Open eshishki opened 5 months ago
@eshishki What version are you using? could you add "enable_iceberg_metadata_cache" = "true"
in properties of create external catalog
stmt and try again?
@DorianZheng i'm on 3.2.8 and my iceberg catalog is created with
"enable_iceberg_metadata_cache" = "true",
"iceberg_table_cache_ttl_sec"= "60",
"iceberg_meta_cache_ttl_sec" = "60");
every show statistics invocation i see for every table in log
INFO (starrocks-mysql-nio-pool-361|205129) [MetadataMgr.lambda$static$0():111] Evict cache due to EXPIRED and deregister query-level connector metadata on query id: 8c37609b-2f60-11ef-bf87-
02f604b9c98d
INFO (starrocks-mysql-nio-pool-361|205129) [MetadataMgr$QueryMetadatas.getConnectorMetadata():96] Succeed to register query level connector metadata [catalog:iceberg, queryId: f3ee551c-2f95
-11ef-bf87-02f604b9c98d]
INFO (starrocks-mysql-nio-pool-361|205129) [CatalogUtil.loadFileIO():302] Loading custom FileIO implementation: com.starrocks.connector.iceberg.io.IcebergCachingFileIO
INFO (starrocks-mysql-nio-pool-361|205129) [BaseMetastoreTableOperations.refreshFromMetadataLocation():199] Refreshing table metadata from new version: s3://xxx/03167-0b00fc28-344d-4bd6-bfbc-3073eec5ae78.metadata.json
INFO (starrocks-mysql-nio-pool-361|205129) [CatalogUtil.loadFileIO():302] Loading custom FileIO implementation: org.apache.iceberg.aws.s3.S3FileIO
INFO (starrocks-mysql-nio-pool-361|205129) [BaseMetastoreCatalog.loadTable():67] Table loaded by catalog: xxx
and then there is also a lot of warnings for each io request
2024-06-21 06:21:47.047Z WARN (Finalizer|3) [ResolvingFileIO.finalize():253] Unclosed ResolvingFileIO instance created by:
org.apache.iceberg.io.ResolvingFileIO.<init>(ResolvingFileIO.java:77)
com.starrocks.connector.iceberg.io.IcebergCachingFileIO.initialize(IcebergCachingFileIO.java:109)
org.apache.iceberg.CatalogUtil.loadFileIO(CatalogUtil.java:325)
org.apache.iceberg.aws.glue.GlueTableOperations.initializeFileIO(GlueTableOperations.java:223)
org.apache.iceberg.aws.glue.GlueTableOperations.io(GlueTableOperations.java:115)
org.apache.iceberg.aws.glue.GlueCatalog.newTableOps(GlueCatalog.java:246)
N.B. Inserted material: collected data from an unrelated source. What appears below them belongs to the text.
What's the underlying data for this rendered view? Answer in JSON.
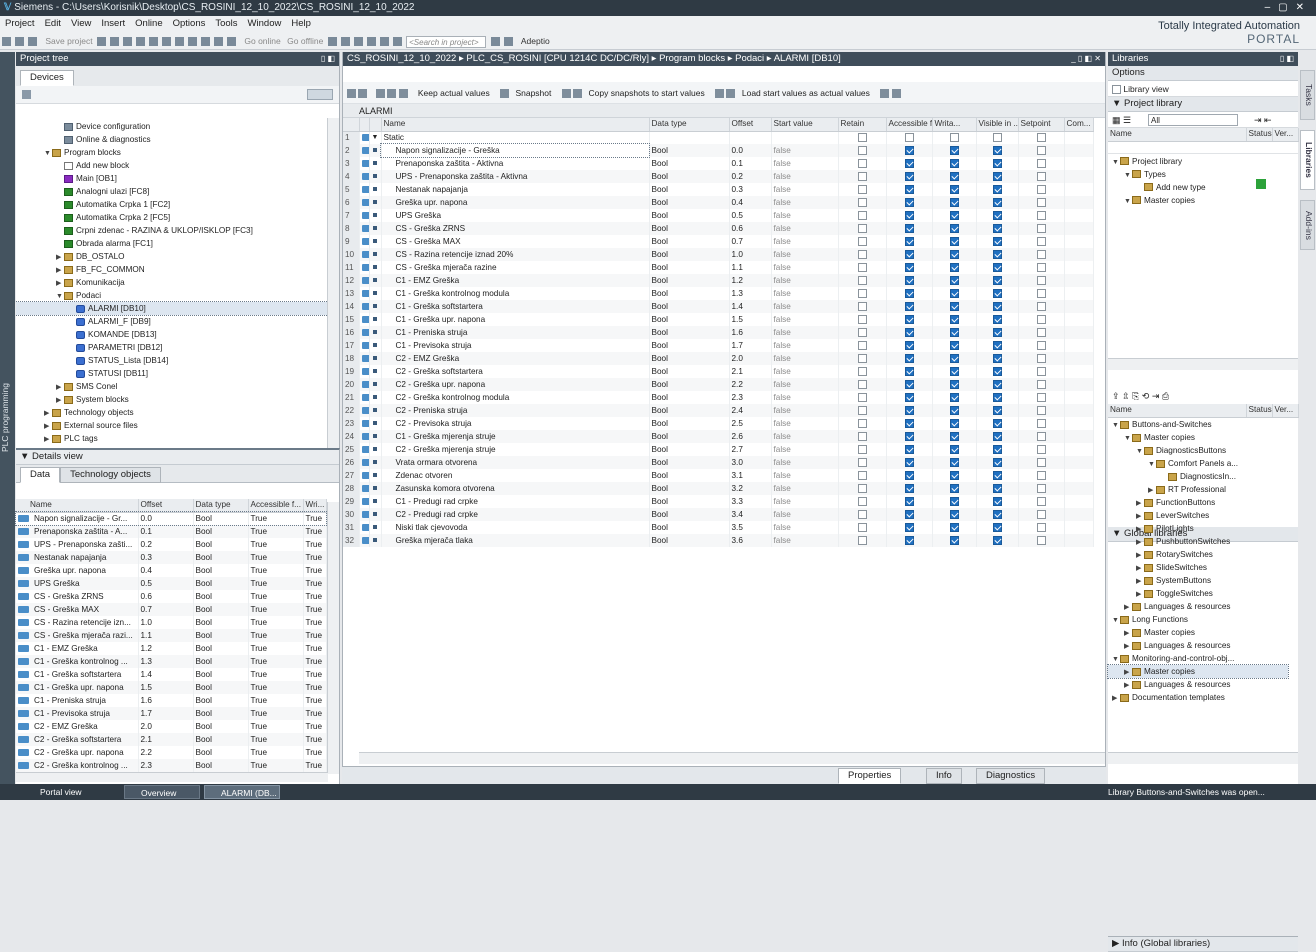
{
  "window": {
    "title": "Siemens - C:\\Users\\Korisnik\\Desktop\\CS_ROSINI_12_10_2022\\CS_ROSINI_12_10_2022"
  },
  "menu": [
    "Project",
    "Edit",
    "View",
    "Insert",
    "Online",
    "Options",
    "Tools",
    "Window",
    "Help"
  ],
  "toolbar": {
    "save_project": "Save project",
    "go_online": "Go online",
    "go_offline": "Go offline",
    "search_placeholder": "<Search in project>",
    "adeptio": "Adeptio"
  },
  "branding": {
    "line1": "Totally Integrated Automation",
    "line2": "PORTAL"
  },
  "left_tab": "PLC programming",
  "project_tree": {
    "title": "Project tree",
    "devices_tab": "Devices",
    "items": [
      {
        "label": "Device configuration",
        "indent": 3,
        "icon": "dev",
        "tw": ""
      },
      {
        "label": "Online & diagnostics",
        "indent": 3,
        "icon": "dev",
        "tw": ""
      },
      {
        "label": "Program blocks",
        "indent": 2,
        "icon": "fold",
        "tw": "▼"
      },
      {
        "label": "Add new block",
        "indent": 3,
        "icon": "add",
        "tw": ""
      },
      {
        "label": "Main [OB1]",
        "indent": 3,
        "icon": "ob",
        "tw": ""
      },
      {
        "label": "Analogni ulazi [FC8]",
        "indent": 3,
        "icon": "fc",
        "tw": ""
      },
      {
        "label": "Automatika Crpka 1 [FC2]",
        "indent": 3,
        "icon": "fc",
        "tw": ""
      },
      {
        "label": "Automatika Crpka 2 [FC5]",
        "indent": 3,
        "icon": "fc",
        "tw": ""
      },
      {
        "label": "Crpni zdenac - RAZINA & UKLOP/ISKLOP [FC3]",
        "indent": 3,
        "icon": "fc",
        "tw": ""
      },
      {
        "label": "Obrada alarma [FC1]",
        "indent": 3,
        "icon": "fc",
        "tw": ""
      },
      {
        "label": "DB_OSTALO",
        "indent": 3,
        "icon": "fold",
        "tw": "▶"
      },
      {
        "label": "FB_FC_COMMON",
        "indent": 3,
        "icon": "fold",
        "tw": "▶"
      },
      {
        "label": "Komunikacija",
        "indent": 3,
        "icon": "fold",
        "tw": "▶"
      },
      {
        "label": "Podaci",
        "indent": 3,
        "icon": "fold",
        "tw": "▼"
      },
      {
        "label": "ALARMI [DB10]",
        "indent": 4,
        "icon": "db",
        "tw": "",
        "sel": true
      },
      {
        "label": "ALARMI_F [DB9]",
        "indent": 4,
        "icon": "db",
        "tw": ""
      },
      {
        "label": "KOMANDE [DB13]",
        "indent": 4,
        "icon": "db",
        "tw": ""
      },
      {
        "label": "PARAMETRI [DB12]",
        "indent": 4,
        "icon": "db",
        "tw": ""
      },
      {
        "label": "STATUS_Lista [DB14]",
        "indent": 4,
        "icon": "db",
        "tw": ""
      },
      {
        "label": "STATUSI [DB11]",
        "indent": 4,
        "icon": "db",
        "tw": ""
      },
      {
        "label": "SMS Conel",
        "indent": 3,
        "icon": "fold",
        "tw": "▶"
      },
      {
        "label": "System blocks",
        "indent": 3,
        "icon": "fold",
        "tw": "▶"
      },
      {
        "label": "Technology objects",
        "indent": 2,
        "icon": "fold",
        "tw": "▶"
      },
      {
        "label": "External source files",
        "indent": 2,
        "icon": "fold",
        "tw": "▶"
      },
      {
        "label": "PLC tags",
        "indent": 2,
        "icon": "fold",
        "tw": "▶"
      }
    ]
  },
  "details": {
    "title": "Details view",
    "tab_data": "Data",
    "tab_tech": "Technology objects",
    "columns": [
      "Name",
      "Offset",
      "Data type",
      "Accessible f...",
      "Wri..."
    ],
    "rows": [
      [
        "Napon signalizacije - Gr...",
        "0.0",
        "Bool",
        "True",
        "True"
      ],
      [
        "Prenaponska zaštita - A...",
        "0.1",
        "Bool",
        "True",
        "True"
      ],
      [
        "UPS - Prenaponska zašti...",
        "0.2",
        "Bool",
        "True",
        "True"
      ],
      [
        "Nestanak napajanja",
        "0.3",
        "Bool",
        "True",
        "True"
      ],
      [
        "Greška upr. napona",
        "0.4",
        "Bool",
        "True",
        "True"
      ],
      [
        "UPS Greška",
        "0.5",
        "Bool",
        "True",
        "True"
      ],
      [
        "CS - Greška ZRNS",
        "0.6",
        "Bool",
        "True",
        "True"
      ],
      [
        "CS - Greška MAX",
        "0.7",
        "Bool",
        "True",
        "True"
      ],
      [
        "CS - Razina retencije izn...",
        "1.0",
        "Bool",
        "True",
        "True"
      ],
      [
        "CS - Greška mjerača razi...",
        "1.1",
        "Bool",
        "True",
        "True"
      ],
      [
        "C1 - EMZ Greška",
        "1.2",
        "Bool",
        "True",
        "True"
      ],
      [
        "C1 - Greška kontrolnog ...",
        "1.3",
        "Bool",
        "True",
        "True"
      ],
      [
        "C1 - Greška softstartera",
        "1.4",
        "Bool",
        "True",
        "True"
      ],
      [
        "C1 - Greška upr. napona",
        "1.5",
        "Bool",
        "True",
        "True"
      ],
      [
        "C1 - Preniska struja",
        "1.6",
        "Bool",
        "True",
        "True"
      ],
      [
        "C1 - Previsoka struja",
        "1.7",
        "Bool",
        "True",
        "True"
      ],
      [
        "C2 - EMZ Greška",
        "2.0",
        "Bool",
        "True",
        "True"
      ],
      [
        "C2 - Greška softstartera",
        "2.1",
        "Bool",
        "True",
        "True"
      ],
      [
        "C2 - Greška upr. napona",
        "2.2",
        "Bool",
        "True",
        "True"
      ],
      [
        "C2 - Greška kontrolnog ...",
        "2.3",
        "Bool",
        "True",
        "True"
      ]
    ]
  },
  "editor": {
    "breadcrumb": "CS_ROSINI_12_10_2022 ▸ PLC_CS_ROSINI [CPU 1214C DC/DC/Rly] ▸ Program blocks ▸ Podaci ▸ ALARMI [DB10]",
    "toolbar": {
      "keep_actual": "Keep actual values",
      "snapshot": "Snapshot",
      "copy_snapshots": "Copy snapshots to start values",
      "load_start": "Load start values as actual values"
    },
    "block_name": "ALARMI",
    "columns": [
      "Name",
      "Data type",
      "Offset",
      "Start value",
      "Retain",
      "Accessible f...",
      "Writa...",
      "Visible in ...",
      "Setpoint",
      "Com..."
    ],
    "static_label": "Static",
    "rows": [
      [
        "Napon signalizacije - Greška",
        "Bool",
        "0.0",
        "false"
      ],
      [
        "Prenaponska zaštita - Aktivna",
        "Bool",
        "0.1",
        "false"
      ],
      [
        "UPS - Prenaponska zaštita - Aktivna",
        "Bool",
        "0.2",
        "false"
      ],
      [
        "Nestanak napajanja",
        "Bool",
        "0.3",
        "false"
      ],
      [
        "Greška upr. napona",
        "Bool",
        "0.4",
        "false"
      ],
      [
        "UPS Greška",
        "Bool",
        "0.5",
        "false"
      ],
      [
        "CS - Greška ZRNS",
        "Bool",
        "0.6",
        "false"
      ],
      [
        "CS - Greška MAX",
        "Bool",
        "0.7",
        "false"
      ],
      [
        "CS - Razina retencije iznad 20%",
        "Bool",
        "1.0",
        "false"
      ],
      [
        "CS - Greška mjerača razine",
        "Bool",
        "1.1",
        "false"
      ],
      [
        "C1 - EMZ Greška",
        "Bool",
        "1.2",
        "false"
      ],
      [
        "C1 - Greška kontrolnog modula",
        "Bool",
        "1.3",
        "false"
      ],
      [
        "C1 - Greška softstartera",
        "Bool",
        "1.4",
        "false"
      ],
      [
        "C1 - Greška upr. napona",
        "Bool",
        "1.5",
        "false"
      ],
      [
        "C1 - Preniska struja",
        "Bool",
        "1.6",
        "false"
      ],
      [
        "C1 - Previsoka struja",
        "Bool",
        "1.7",
        "false"
      ],
      [
        "C2 - EMZ Greška",
        "Bool",
        "2.0",
        "false"
      ],
      [
        "C2 - Greška softstartera",
        "Bool",
        "2.1",
        "false"
      ],
      [
        "C2 - Greška upr. napona",
        "Bool",
        "2.2",
        "false"
      ],
      [
        "C2 - Greška kontrolnog modula",
        "Bool",
        "2.3",
        "false"
      ],
      [
        "C2 - Preniska struja",
        "Bool",
        "2.4",
        "false"
      ],
      [
        "C2 - Previsoka struja",
        "Bool",
        "2.5",
        "false"
      ],
      [
        "C1 - Greška mjerenja struje",
        "Bool",
        "2.6",
        "false"
      ],
      [
        "C2 - Greška mjerenja struje",
        "Bool",
        "2.7",
        "false"
      ],
      [
        "Vrata ormara otvorena",
        "Bool",
        "3.0",
        "false"
      ],
      [
        "Zdenac otvoren",
        "Bool",
        "3.1",
        "false"
      ],
      [
        "Zasunska komora otvorena",
        "Bool",
        "3.2",
        "false"
      ],
      [
        "C1 - Predugi rad crpke",
        "Bool",
        "3.3",
        "false"
      ],
      [
        "C2 - Predugi rad crpke",
        "Bool",
        "3.4",
        "false"
      ],
      [
        "Niski tlak cjevovoda",
        "Bool",
        "3.5",
        "false"
      ],
      [
        "Greška mjerača tlaka",
        "Bool",
        "3.6",
        "false"
      ]
    ]
  },
  "inspector": {
    "properties": "Properties",
    "info": "Info",
    "diagnostics": "Diagnostics"
  },
  "libraries": {
    "title": "Libraries",
    "options": "Options",
    "library_view": "Library view",
    "project_library": "Project library",
    "filter": "All",
    "col_name": "Name",
    "col_status": "Status",
    "col_ver": "Ver...",
    "proj_items": [
      {
        "label": "Project library",
        "indent": 0,
        "tw": "▼"
      },
      {
        "label": "Types",
        "indent": 1,
        "tw": "▼"
      },
      {
        "label": "Add new type",
        "indent": 2,
        "tw": ""
      },
      {
        "label": "Master copies",
        "indent": 1,
        "tw": "▼"
      }
    ],
    "global_title": "Global libraries",
    "global_items": [
      {
        "label": "Buttons-and-Switches",
        "indent": 0,
        "tw": "▼"
      },
      {
        "label": "Master copies",
        "indent": 1,
        "tw": "▼"
      },
      {
        "label": "DiagnosticsButtons",
        "indent": 2,
        "tw": "▼"
      },
      {
        "label": "Comfort Panels a...",
        "indent": 3,
        "tw": "▼"
      },
      {
        "label": "DiagnosticsIn...",
        "indent": 4,
        "tw": ""
      },
      {
        "label": "RT Professional",
        "indent": 3,
        "tw": "▶"
      },
      {
        "label": "FunctionButtons",
        "indent": 2,
        "tw": "▶"
      },
      {
        "label": "LeverSwitches",
        "indent": 2,
        "tw": "▶"
      },
      {
        "label": "PilotLights",
        "indent": 2,
        "tw": "▶"
      },
      {
        "label": "PushbuttonSwitches",
        "indent": 2,
        "tw": "▶"
      },
      {
        "label": "RotarySwitches",
        "indent": 2,
        "tw": "▶"
      },
      {
        "label": "SlideSwitches",
        "indent": 2,
        "tw": "▶"
      },
      {
        "label": "SystemButtons",
        "indent": 2,
        "tw": "▶"
      },
      {
        "label": "ToggleSwitches",
        "indent": 2,
        "tw": "▶"
      },
      {
        "label": "Languages & resources",
        "indent": 1,
        "tw": "▶"
      },
      {
        "label": "Long Functions",
        "indent": 0,
        "tw": "▼"
      },
      {
        "label": "Master copies",
        "indent": 1,
        "tw": "▶"
      },
      {
        "label": "Languages & resources",
        "indent": 1,
        "tw": "▶"
      },
      {
        "label": "Monitoring-and-control-obj...",
        "indent": 0,
        "tw": "▼"
      },
      {
        "label": "Master copies",
        "indent": 1,
        "tw": "▶"
      },
      {
        "label": "Languages & resources",
        "indent": 1,
        "tw": "▶"
      },
      {
        "label": "Documentation templates",
        "indent": 0,
        "tw": "▶"
      }
    ],
    "info_global": "Info (Global libraries)"
  },
  "right_tabs": [
    "Tasks",
    "Libraries",
    "Add-ins"
  ],
  "statusbar": {
    "portal_view": "Portal view",
    "overview": "Overview",
    "alarmi": "ALARMI (DB...",
    "message": "Library Buttons-and-Switches was open..."
  }
}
org.apache.iceberg.BaseMetastoreCatalog.loadTable(BaseMetastoreCatalog.java:46)
com.starrocks.connector.iceberg.glue.IcebergGlueCatalog.getTable(IcebergGlueCatalog.java:77)
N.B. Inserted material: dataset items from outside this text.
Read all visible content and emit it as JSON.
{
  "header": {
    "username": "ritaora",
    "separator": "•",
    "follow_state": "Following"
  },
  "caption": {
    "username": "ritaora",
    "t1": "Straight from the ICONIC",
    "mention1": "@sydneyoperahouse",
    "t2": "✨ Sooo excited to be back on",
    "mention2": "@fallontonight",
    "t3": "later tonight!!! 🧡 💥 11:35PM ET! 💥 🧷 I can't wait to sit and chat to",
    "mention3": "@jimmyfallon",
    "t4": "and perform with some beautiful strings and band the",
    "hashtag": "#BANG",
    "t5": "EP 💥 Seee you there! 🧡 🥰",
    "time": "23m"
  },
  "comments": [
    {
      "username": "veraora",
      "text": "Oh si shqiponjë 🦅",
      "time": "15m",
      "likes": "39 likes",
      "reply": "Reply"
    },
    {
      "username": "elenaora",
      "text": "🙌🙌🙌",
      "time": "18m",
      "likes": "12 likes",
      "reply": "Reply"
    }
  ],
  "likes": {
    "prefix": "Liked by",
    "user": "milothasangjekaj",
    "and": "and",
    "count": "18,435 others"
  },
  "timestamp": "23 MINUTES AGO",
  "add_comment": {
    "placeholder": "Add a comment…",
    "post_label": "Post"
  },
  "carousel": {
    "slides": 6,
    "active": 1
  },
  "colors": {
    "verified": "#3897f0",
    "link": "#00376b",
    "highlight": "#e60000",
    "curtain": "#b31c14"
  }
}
com.starrocks.connector.iceberg.CachingIcebergCatalog.getTable(CachingIcebergCatalog.java:96)
com.starrocks.connector.iceberg.IcebergMetadata.getTable(IcebergMetadata.java:244)
com.starrocks.connector.CatalogConnectorMetadata.getTable(CatalogConnectorMetadata.java:117)
com.starrocks.server.MetadataMgr.lambda$getTable$3(MetadataMgr.java:325)
java.base/java.util.Optional.map(Optional.java:260)
com.starrocks.server.MetadataMgr.getTable(MetadataMgr.java:325)
com.starrocks.sql.ast.ShowAnalyzeJobStmt.showAnalyzeJobs(ShowAnalyzeJobStmt.java:83)
com.starrocks.qe.ShowExecutor.handleShowAnalyzeJob(ShowExecutor.java:2599)
com.starrocks.qe.ShowExecutor.execute(ShowExecutor.java:385)
com.starrocks.qe.StmtExecutor.handleShow(StmtExecutor.java:1551)
com.starrocks.qe.StmtExecutor.execute(StmtExecutor.java:667)
com.starrocks.qe.ConnectProcessor.handleQuery(ConnectProcessor.java:413)
com.starrocks.qe.ConnectProcessor.dispatch(ConnectProcessor.java:608)
com.starrocks.qe.ConnectProcessor.processOnce(ConnectProcessor.java:915)
com.starrocks.mysql.nio.ReadListener.lambda$handleEvent$0(ReadListener.java:69)
java.base/java.util.concurrent.ThreadPoolExecutor.runWorker(ThreadPoolExecutor.java:1136)
java.base/java.util.concurrent.ThreadPoolExecutor$Worker.run(ThreadPoolExecutor.java:635)
java.base/java.lang.Thread.run(Thread.java:833)
Why do you set this "iceberg_table_cache_ttl_sec"= "60"
? It will evict table cache too soon.
@DorianZheng i want to see fresh data every minute, will iceberg_meta_cache_ttl_sec be enough?
anyway that's just uncovers the issue i think
upgraded to 3.3 and now i can't get results for show analyze job
i see errors in fe log like 'slow edit log write'
my fe node sits in full gc
i tried doing show analyze job for non existing db, to see if i'll hit https://github.com/StarRocks/starrocks/blob/main/fe/fe-core/src/main/java/com/starrocks/sql/ast/ShowAnalyzeJobStmt.java#L76 early, but no, it still tries to refresh whole catalog, does a bunch of fe log writes and hangs
@DorianZheng so i've verified again that i do have iceberg caching catalog even if i run show analyze job after starrocks refreshed iceberg metadata, we again refresh it
i've set ADMIN SET FRONTEND CONFIG ("catalog_metadata_cache_size" = "5000") and now i at can at least run show analyse job to completion, but i don't understand why it invalidates catalog =\
i mean all it does is gets table name and db name, and my show tables
run instantly in this regard
okay, i've recreated catalog with default iceberg_table_cache_ttl_sec and second run is now instant
yeah, the problem is that i now scan cached snapshot during query
okay, if i cache all tables, when it runs perfectly, but now my cache is leaking if i don't cache, then show analyse job does IO and slow
why you think your cache is leaking ? the table catalog is catalog level. The deleted cache is only at the query level. so, what's your current issue. Is it still a slow query when enable metadata cache?
my problem is that i'm using glue catalog and collect stats on all tables
when i do show analyze jobs
or show analyze status
it refreshes all the tables,
just to print the table name which it already knows from the job!
it takes minutes it get any result while it refreshes all the metadata, i get warnings from ResolvingFileIO finalyze, i get GC pressure
can't live like this
We have ~500 tables in iceberg catalog and every
show analyze job
takes a minute or too while starrocks refreshes table's meta.